14 Marzo 2025
Il senso di questa Coppa Italia

Voglio trovare un senso a questa Coppa Italia
Anche se questa Coppa Italia un senso non ce l’ha

Partendo da questa semicitazione di Vasco Rossi, riflettiamo sul paradosso del torneo. Ieri, tra l’indifferenza di molti, si è giocato un ottavo di finale tra Juve e Cagliari. Ottavi, sì: siamo ancora ai primi passi, ma già c’è chi ha perso l’orientamento. La Juve, affamata di riscatto dopo i troppi pareggi in campionato, ha banchettato sui sardi con un rotondo 4-0. Nicola, forse più con la mente alla salvezza che al sogno, ha riempito il campo di riserve, resistendo parzialmente un tempo prima di capitolare. Thiago Motta, invece, ha optato per un turnover misurato, con una difesa inedita che, però, ha funzionato. E così, mentre ci interroghiamo sul senso di una competizione spesso trascurata, i bianconeri avanzano senza intoppi. Ma il vero senso, forse, sta proprio qui: offrire riscatto ai grandi e speranza ai piccoli, almeno finché il divario non diventa incolmabile.

Si dirà: solo cinque partite. Ma dove sta l’incanto? Sempre in casa delle big, salvo quel “quasi” che concede una trasferta solo se la big in questione ha fallito l’anno prima. Una competizione senz’anima, priva di pathos, figlia di un calcio che si guarda l’ombelico. All’estero, invece, si narrano ancora epiche storie: squadre di provincia che sfidano i giganti in stadi da poche migliaia di posti, dove il calcio torna ad essere popolare, vero, pieno di romanticismo. Là, una coppa conserva ancora il sapore del miracolo. Qui, resta un pretesto per appuntarsi una medaglia senza valore.

Per ritrovare un’impresa del genere in Italia bisogna riavvolgere il nastro fino ai giorni in cui l’Alessandria eliminò lo Spezia, che a sua volta aveva fatto fuori la Roma, per poi salire sul palcoscenico di San Siro contro il Milan in semifinale.
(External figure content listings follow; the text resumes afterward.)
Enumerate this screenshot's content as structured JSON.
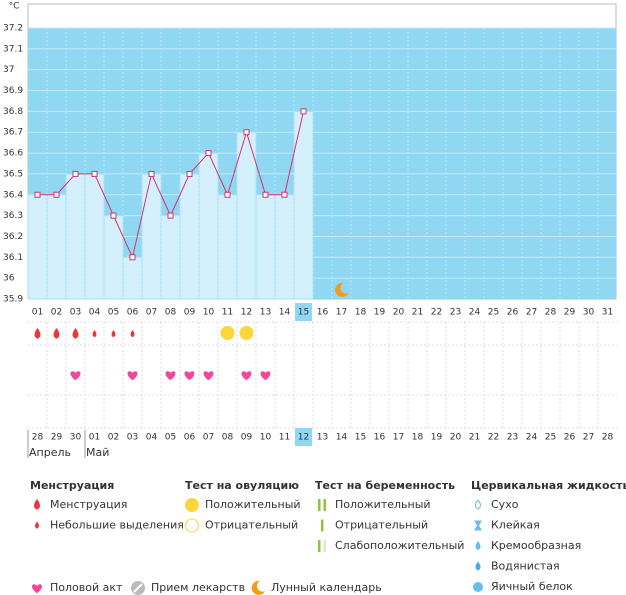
{
  "chart_data": {
    "type": "line",
    "y_unit": "°C",
    "categories": [
      "01",
      "02",
      "03",
      "04",
      "05",
      "06",
      "07",
      "08",
      "09",
      "10",
      "11",
      "12",
      "13",
      "14",
      "15",
      "16",
      "17",
      "18",
      "19",
      "20",
      "21",
      "22",
      "23",
      "24",
      "25",
      "26",
      "27",
      "28",
      "29",
      "30",
      "31"
    ],
    "values": [
      36.4,
      36.4,
      36.5,
      36.5,
      36.3,
      36.1,
      36.5,
      36.3,
      36.5,
      36.6,
      36.4,
      36.7,
      36.4,
      36.4,
      36.8,
      null,
      null,
      null,
      null,
      null,
      null,
      null,
      null,
      null,
      null,
      null,
      null,
      null,
      null,
      null,
      null
    ],
    "ylim": [
      35.9,
      37.2
    ],
    "yticks": [
      35.9,
      36,
      36.1,
      36.2,
      36.3,
      36.4,
      36.5,
      36.6,
      36.7,
      36.8,
      36.9,
      37,
      37.1,
      37.2
    ],
    "color": "#d6336c",
    "grid": true,
    "highlight": "15"
  },
  "cycle": {
    "dates": [
      {
        "label": "28"
      },
      {
        "label": "29"
      },
      {
        "label": "30",
        "weekend": true
      },
      {
        "label": "01",
        "weekend": true
      },
      {
        "label": "02"
      },
      {
        "label": "03"
      },
      {
        "label": "04"
      },
      {
        "label": "05"
      },
      {
        "label": "06"
      },
      {
        "label": "07",
        "weekend": true
      },
      {
        "label": "08",
        "weekend": true
      },
      {
        "label": "09"
      },
      {
        "label": "10"
      },
      {
        "label": "11"
      },
      {
        "label": "12"
      },
      {
        "label": "13"
      },
      {
        "label": "14",
        "weekend": true
      },
      {
        "label": "15",
        "weekend": true
      },
      {
        "label": "16"
      },
      {
        "label": "17"
      },
      {
        "label": "18"
      },
      {
        "label": "19"
      },
      {
        "label": "20"
      },
      {
        "label": "21",
        "weekend": true
      },
      {
        "label": "22",
        "weekend": true
      },
      {
        "label": "23"
      },
      {
        "label": "24"
      },
      {
        "label": "25"
      },
      {
        "label": "26"
      },
      {
        "label": "27"
      },
      {
        "label": "28",
        "weekend": true
      }
    ],
    "months": [
      {
        "label": "Апрель",
        "from": "28"
      },
      {
        "label": "Май",
        "from": "01"
      }
    ],
    "highlight": "12",
    "menstruation": [
      "01",
      "02",
      "03"
    ],
    "spotting": [
      "04",
      "05",
      "06"
    ],
    "ovulation_positive": [
      "11",
      "12"
    ],
    "intercourse": [
      "03",
      "06",
      "08",
      "09",
      "10",
      "12",
      "13"
    ],
    "moon": [
      "17"
    ]
  },
  "legend": {
    "sections": [
      {
        "title": "Менструация",
        "items": [
          "Менструация",
          "Небольшие выделения"
        ]
      },
      {
        "title": "Тест на овуляцию",
        "items": [
          "Положительный",
          "Отрицательный"
        ]
      },
      {
        "title": "Тест на беременность",
        "items": [
          "Положительный",
          "Отрицательный",
          "Слабоположительный"
        ]
      },
      {
        "title": "Цервикальная жидкость",
        "items": [
          "Сухо",
          "Клейкая",
          "Кремообразная",
          "Водянистая",
          "Яичный белок"
        ]
      }
    ],
    "footer": [
      "Половой акт",
      "Прием лекарств",
      "Лунный календарь"
    ]
  }
}
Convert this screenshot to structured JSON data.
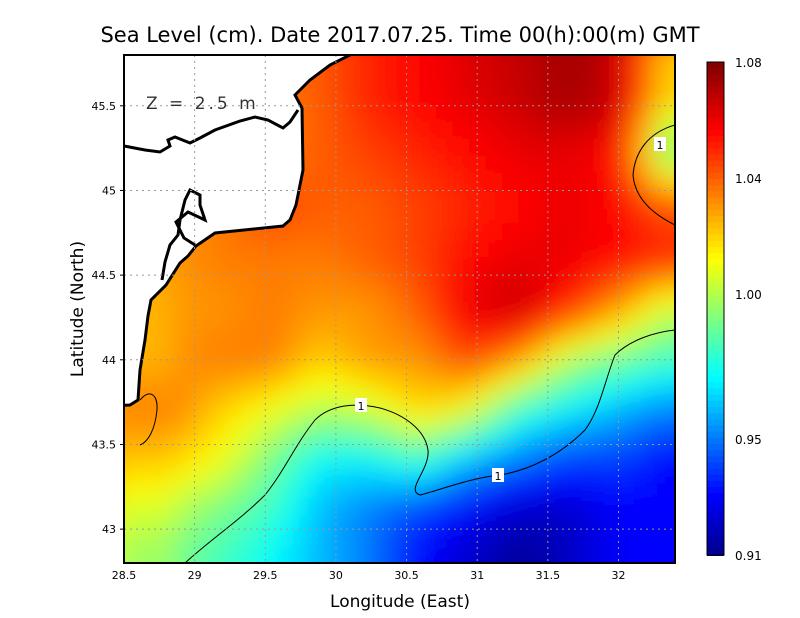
{
  "chart_data": {
    "type": "heatmap",
    "title": "Sea Level (cm). Date 2017.07.25. Time 00(h):00(m) GMT",
    "xlabel": "Longitude (East)",
    "ylabel": "Latitude (North)",
    "annotation": "Z = 2.5 m",
    "contour_label": "1",
    "xlim": [
      28.5,
      32.4
    ],
    "ylim": [
      42.8,
      45.8
    ],
    "xticks": [
      "28.5",
      "29",
      "29.5",
      "30",
      "30.5",
      "31",
      "31.5",
      "32"
    ],
    "xtick_values": [
      28.5,
      29,
      29.5,
      30,
      30.5,
      31,
      31.5,
      32
    ],
    "yticks": [
      "45.5",
      "45",
      "44.5",
      "44",
      "43.5",
      "43"
    ],
    "ytick_values": [
      45.5,
      45,
      44.5,
      44,
      43.5,
      43
    ],
    "grid": true,
    "colorbar": {
      "range": [
        0.91,
        1.08
      ],
      "ticks": [
        "1.08",
        "1.04",
        "1.00",
        "0.95",
        "0.91"
      ],
      "tick_values": [
        1.08,
        1.04,
        1.0,
        0.95,
        0.91
      ],
      "colormap": "jet"
    },
    "x": [
      28.5,
      28.85,
      29.2,
      29.55,
      29.9,
      30.25,
      30.6,
      30.95,
      31.3,
      31.65,
      32.0,
      32.4
    ],
    "y": [
      45.8,
      45.5,
      45.2,
      44.9,
      44.6,
      44.3,
      44.0,
      43.7,
      43.4,
      43.1,
      42.8
    ],
    "z": [
      [
        1.03,
        1.03,
        1.03,
        1.035,
        1.045,
        1.055,
        1.06,
        1.07,
        1.075,
        1.08,
        1.075,
        1.07
      ],
      [
        1.03,
        1.03,
        1.03,
        1.035,
        1.04,
        1.05,
        1.055,
        1.06,
        1.065,
        1.072,
        1.065,
        1.0
      ],
      [
        1.03,
        1.03,
        1.03,
        1.035,
        1.04,
        1.045,
        1.05,
        1.055,
        1.06,
        1.06,
        1.055,
        0.98
      ],
      [
        1.03,
        1.03,
        1.035,
        1.045,
        1.04,
        1.04,
        1.045,
        1.05,
        1.055,
        1.06,
        1.055,
        1.04
      ],
      [
        1.02,
        1.03,
        1.035,
        1.035,
        1.035,
        1.04,
        1.045,
        1.055,
        1.06,
        1.06,
        1.055,
        1.05
      ],
      [
        1.0,
        1.03,
        1.03,
        1.035,
        1.03,
        1.03,
        1.04,
        1.06,
        1.068,
        1.05,
        1.03,
        1.0
      ],
      [
        1.0,
        1.03,
        1.035,
        1.035,
        1.02,
        1.03,
        1.03,
        1.045,
        1.03,
        1.0,
        0.99,
        0.98
      ],
      [
        1.03,
        1.035,
        1.02,
        1.01,
        1.0,
        1.005,
        1.02,
        1.01,
        0.98,
        0.97,
        0.96,
        0.95
      ],
      [
        1.03,
        1.02,
        1.01,
        0.99,
        0.97,
        0.97,
        0.98,
        0.96,
        0.95,
        0.94,
        0.94,
        0.93
      ],
      [
        1.03,
        1.0,
        0.99,
        0.98,
        0.96,
        0.95,
        0.94,
        0.93,
        0.92,
        0.92,
        0.93,
        0.93
      ],
      [
        1.02,
        0.99,
        0.98,
        0.97,
        0.96,
        0.95,
        0.93,
        0.92,
        0.91,
        0.92,
        0.93,
        0.93
      ]
    ]
  }
}
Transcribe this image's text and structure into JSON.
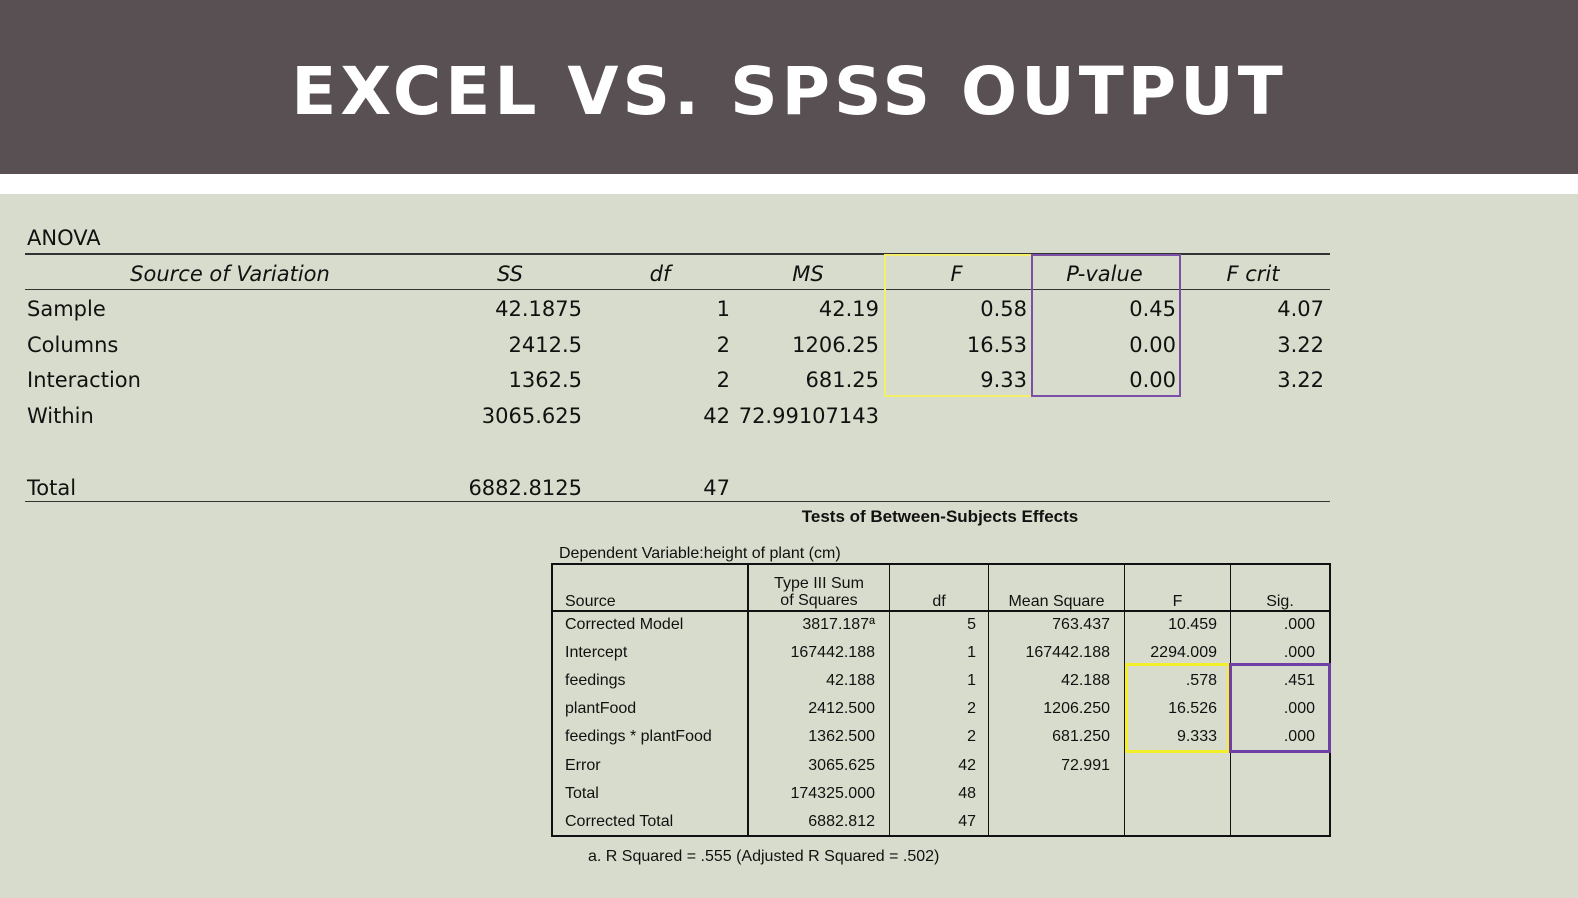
{
  "slide_title": "EXCEL VS. SPSS OUTPUT",
  "excel": {
    "title": "ANOVA",
    "headers": [
      "Source of Variation",
      "SS",
      "df",
      "MS",
      "F",
      "P-value",
      "F crit"
    ],
    "rows": [
      [
        "Sample",
        "42.1875",
        "1",
        "42.19",
        "0.58",
        "0.45",
        "4.07"
      ],
      [
        "Columns",
        "2412.5",
        "2",
        "1206.25",
        "16.53",
        "0.00",
        "3.22"
      ],
      [
        "Interaction",
        "1362.5",
        "2",
        "681.25",
        "9.33",
        "0.00",
        "3.22"
      ],
      [
        "Within",
        "3065.625",
        "42",
        "72.99107143",
        "",
        "",
        ""
      ],
      [
        "",
        "",
        "",
        "",
        "",
        "",
        ""
      ],
      [
        "Total",
        "6882.8125",
        "47",
        "",
        "",
        "",
        ""
      ]
    ]
  },
  "spss": {
    "title": "Tests of Between-Subjects Effects",
    "dependent_variable": "Dependent Variable:height of plant (cm)",
    "headers": [
      "Source",
      "Type III Sum of Squares",
      "df",
      "Mean Square",
      "F",
      "Sig."
    ],
    "header_lines": {
      "ss_line1": "Type III Sum",
      "ss_line2": "of Squares"
    },
    "rows": [
      [
        "Corrected Model",
        "3817.187ª",
        "5",
        "763.437",
        "10.459",
        ".000"
      ],
      [
        "Intercept",
        "167442.188",
        "1",
        "167442.188",
        "2294.009",
        ".000"
      ],
      [
        "feedings",
        "42.188",
        "1",
        "42.188",
        ".578",
        ".451"
      ],
      [
        "plantFood",
        "2412.500",
        "2",
        "1206.250",
        "16.526",
        ".000"
      ],
      [
        "feedings * plantFood",
        "1362.500",
        "2",
        "681.250",
        "9.333",
        ".000"
      ],
      [
        "Error",
        "3065.625",
        "42",
        "72.991",
        "",
        ""
      ],
      [
        "Total",
        "174325.000",
        "48",
        "",
        "",
        ""
      ],
      [
        "Corrected Total",
        "6882.812",
        "47",
        "",
        "",
        ""
      ]
    ],
    "footnote": "a. R Squared = .555 (Adjusted R Squared = .502)"
  },
  "highlight_colors": {
    "f_box": "#f4ef2a",
    "p_box": "#6f3fa6"
  }
}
Un lampo di gloria, certo, ma una rondine non fa primavera. Il format attuale sembra quasi disegnato per disinnescare storie del genere. Non invita, non stimola il telespettatore a seguire certe gare, togliendo quel senso di epica calcistica che rende il calcio una favola, più che un copione già scritto.

La Coppa Italia interessa a coloro che devono salvare la stagione oppure a compendio di un percorso trionfale, aggiungendo un nuovo titolo. Ha senso, giustappunto, per chi deve realizzare il doble oppure mettere in bacheca un trofeo in un’annata diffiicle.

La Coppa Italia, al contrario, si rivela spesso più un intralcio che un’opportunità. Per chi si gioca lo scudetto nel caos di una bagarre, per chi insegue il quarto posto – o persino il quinto, con l’idea di riportare cinque italiane in Champions – è più un peso che un obiettivo. E non parliamo poi di chi, in quel periodo, è già sommerso dagli impegni europei: un fastidio, quasi una distrazione, che pochi sono disposti a tollerare davvero.

Chi scrive personalmente vede questo formato del tutto inutile. Un inutile doppione del campionato, seppur con partite a eliminazione diretta. Se il regolamento cambiasse, un po’ sulla falsariga della FA, magari ci sarebbe maggiore pathos. Non è affatto scontato che, in un campo di periferia, spinta dall’entusiasmo del proprio pubblico, una squadra di B o C possa eliminare una di A. Succede anche adesso ma in misura limitata.

In Italia, il calcio vive di passioni profonde, ma la Coppa Italia è trattata come un parente lontano, invitato più per dovere che per affetto. Gli allenatori la guardano con distrazione, i giocatori con sufficienza, e i tifosi spesso neppure la guardano. Una competizione che si trascina nel cuore di calendari congestionati, con una doppia semifinale che sembra più un ostacolo che un’opportunità. I soldi? Pochi, infinitesimali rispetto a quelli del campionato o, soprattutto, della Champions. E i vertici? Consapevoli della sua irrilevanza, hanno preferito ignorarla, come si fa con un vecchio cimelio che non si ha il coraggio di buttare. Finché regnerà questa pigrizia, questa paura del nuovo, la Coppa Italia stile FA Cup resterà un miraggio, un sogno irraggiungibile per chi cerca un calcio che sappia emozionare, persino nelle sue storie minori.